Un dîner sans fin. Je pourrais l’intituler un dîner sans faim. J’y suis allé parce que Jean a insisté. Il voulait que je rencontre son amie. Je devais la conseiller dans son souhait de créer son entreprise. J’ai échoué.
Quatre ans d’études et six à la Défense au service juridique d’une grande compagnie d’assurance. Sylvie veut se mettre à son compte. Elle a envie de faire un métier utile, être aux service des autres. En bref, la compagne de Jean veut donner du sens à son travail et à sa vie.
Son idée : s’occuper de nos ainés. Elle a passé ces dernières semaines à rencontrer des sociétés d’aide à la personne et a compris que son avenir était là.
Pendant tout le dîner, elle s’est enflammée en me racontant ce qu’elle avait imaginé pour égayer la vie de personnes âgées. Organiser des visites dans des lieux historiques, adapter les jeux d’enfants comme les chasses au trésor ou les escape games, promener des chiens en compagnie de ses clients…
Les asperges et cœurs d’artichaut me sont passés sous le nez, le rôti était froid, je n’ai pas vu passer le fromage et la glace a fondu pendant que Sylvie m’expliquait comment elle avait rencontré son futur réseau de franchise.
Sylvie allait créer une unité d’aide à la personne. Son métier serait d’accompagner les retraités nécessitant dans leur vie quotidienne. Elle avait déjà le vocabulaire. Promenades, petit bricolage, parfois un peu de jardinage, assister ses clientes dans les négociations avec artisans, banquiers et autres « vampires qui escroquent les vieilles dames » (disait-elle).
J’ai écouté avec grande politesse la diatribe de dame Sylvie, pourfendant nos sociétés malades et immorales. Et quand j’ai flairé l’instant où je pouvais en placer une, je lui ai expliqué que son métier de franchisée serait aussi (surtout !) de trouver des clients, de négocier avec les mairies, les maisons de retraite, les infirmières, médecins, kiné…De s’occuper de ses salariés, de les former, de leur faire respecter les chartes qualité et obligations diverses et variées. Et qu’elle n’aurait pas le loisir de déambuler avec sa clientèle.

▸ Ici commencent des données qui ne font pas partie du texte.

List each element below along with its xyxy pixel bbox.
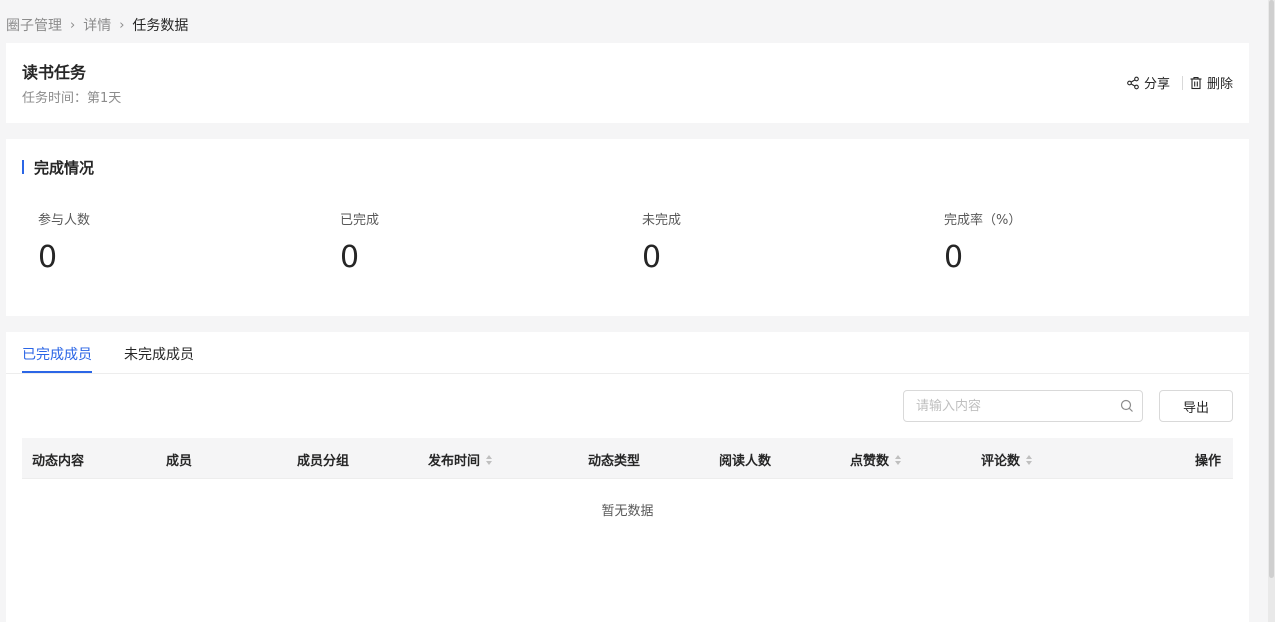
column-header-like-count[interactable]: 点赞数 — [850, 450, 902, 469]
column-header-content: 动态内容 — [32, 454, 85, 469]
sort-icon[interactable] — [486, 454, 493, 465]
column-header-read-count: 阅读人数 — [719, 454, 772, 469]
scrollbar-thumb[interactable] — [1269, 0, 1274, 578]
stat-value: 0 — [340, 240, 360, 275]
sort-icon[interactable] — [895, 454, 902, 465]
column-header-post-type: 动态类型 — [588, 454, 641, 469]
stat-label: 未完成 — [642, 213, 682, 228]
section-title: 完成情况 — [22, 157, 94, 178]
action-divider — [1181, 75, 1183, 90]
members-table-card: 已完成成员 未完成成员 导出 动态内容 成员 成员分组 发布时间 动态类型 阅读… — [6, 332, 1249, 622]
task-title: 读书任务 — [22, 63, 87, 82]
stat-participants: 参与人数 0 — [38, 209, 340, 275]
stat-label: 已完成 — [340, 213, 380, 228]
export-button[interactable]: 导出 — [1159, 390, 1233, 422]
delete-button[interactable]: 删除 — [1189, 73, 1233, 92]
delete-label: 删除 — [1206, 77, 1233, 92]
breadcrumb: 圈子管理 › 详情 › 任务数据 — [6, 14, 188, 36]
search-box — [903, 390, 1143, 422]
sort-icon[interactable] — [1026, 454, 1033, 465]
search-icon[interactable] — [1120, 399, 1134, 413]
empty-state-text: 暂无数据 — [601, 504, 654, 519]
stat-label: 参与人数 — [38, 213, 91, 228]
stat-completion-rate: 完成率（%） 0 — [944, 209, 1246, 275]
column-header-member-group: 成员分组 — [297, 454, 350, 469]
trash-icon — [1190, 76, 1202, 89]
stat-incomplete: 未完成 0 — [642, 209, 944, 275]
active-tab-indicator — [22, 371, 92, 373]
column-header-comment-count[interactable]: 评论数 — [981, 450, 1033, 469]
task-time: 任务时间：第1天 — [22, 91, 122, 106]
stat-value: 0 — [944, 240, 964, 275]
column-header-publish-time[interactable]: 发布时间 — [428, 450, 493, 469]
share-icon — [1127, 76, 1139, 89]
completion-stats-card: 完成情况 参与人数 0 已完成 0 未完成 0 完成率（%） 0 — [6, 139, 1249, 316]
stat-value: 0 — [642, 240, 662, 275]
table-header: 动态内容 成员 成员分组 发布时间 动态类型 阅读人数 点赞数 评论数 操作 — [22, 438, 1233, 479]
breadcrumb-item-detail[interactable]: 详情 — [83, 15, 111, 35]
header-actions: 分享 删除 — [1126, 73, 1233, 92]
search-input[interactable] — [916, 391, 1116, 421]
chevron-right-icon: › — [70, 17, 76, 33]
chevron-right-icon: › — [119, 17, 125, 33]
stat-label: 完成率（%） — [944, 213, 1022, 228]
column-header-actions: 操作 — [1195, 454, 1222, 469]
stat-completed: 已完成 0 — [340, 209, 642, 275]
member-tabs: 已完成成员 未完成成员 — [6, 332, 1249, 374]
tab-incomplete-members[interactable]: 未完成成员 — [124, 344, 194, 364]
tab-completed-members[interactable]: 已完成成员 — [22, 344, 92, 364]
breadcrumb-current: 任务数据 — [132, 18, 189, 34]
column-header-member: 成员 — [166, 454, 193, 469]
task-header-card: 读书任务 任务时间：第1天 分享 删除 — [6, 43, 1249, 123]
stat-value: 0 — [38, 240, 58, 275]
share-button[interactable]: 分享 — [1126, 73, 1170, 92]
share-label: 分享 — [1143, 77, 1170, 92]
breadcrumb-item-circle-management[interactable]: 圈子管理 — [6, 15, 62, 35]
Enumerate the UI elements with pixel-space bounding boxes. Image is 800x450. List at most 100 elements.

Mais Sylvie savait tout cela. Un geste de la main m’a fait comprendre qu’elle connaissait parfaitement mes arguments… et avait déjà signé son contrat de franchise !
Son franchiseur lui avait expliqué que la zone choisie était convoitée par un quidam et qu’il était sage de signer « rapidement et tout de suite » pour réserver le secteur géographique. Ben voyons !
J’ai pourtant tenté de dire à Sylvie de faire jouer la clause de retrait. Le franchiseur n’avait pas respecté les termes de la loi Doubin qui impose un délai de 21 jours de réflexion. Sylvie n’avait pas entendu parler de ce truc, Jean non plus et de toutes façons elle était décidée !
Presque un an plus tard, j’ai invité Sylvie et Jean à dîner .
Jean est arrivé avec une bonne bouteille, l’air moqueur désabusé. Sylvie m’a salué timidement, enfin presque froidement.
Le vin de Jean nous a détendus. J’ai demandé à Sylvie comment tournait sa boîte. Elle m’a juste répondu : « ne m’en parle pas ! »
Pendant un an, Sylvie a travaillé pour deux clientes qui occupaient tout son temps naturellement. Bien entendu, elles facturait ses prestations mais l’affaire était bien peu rentable.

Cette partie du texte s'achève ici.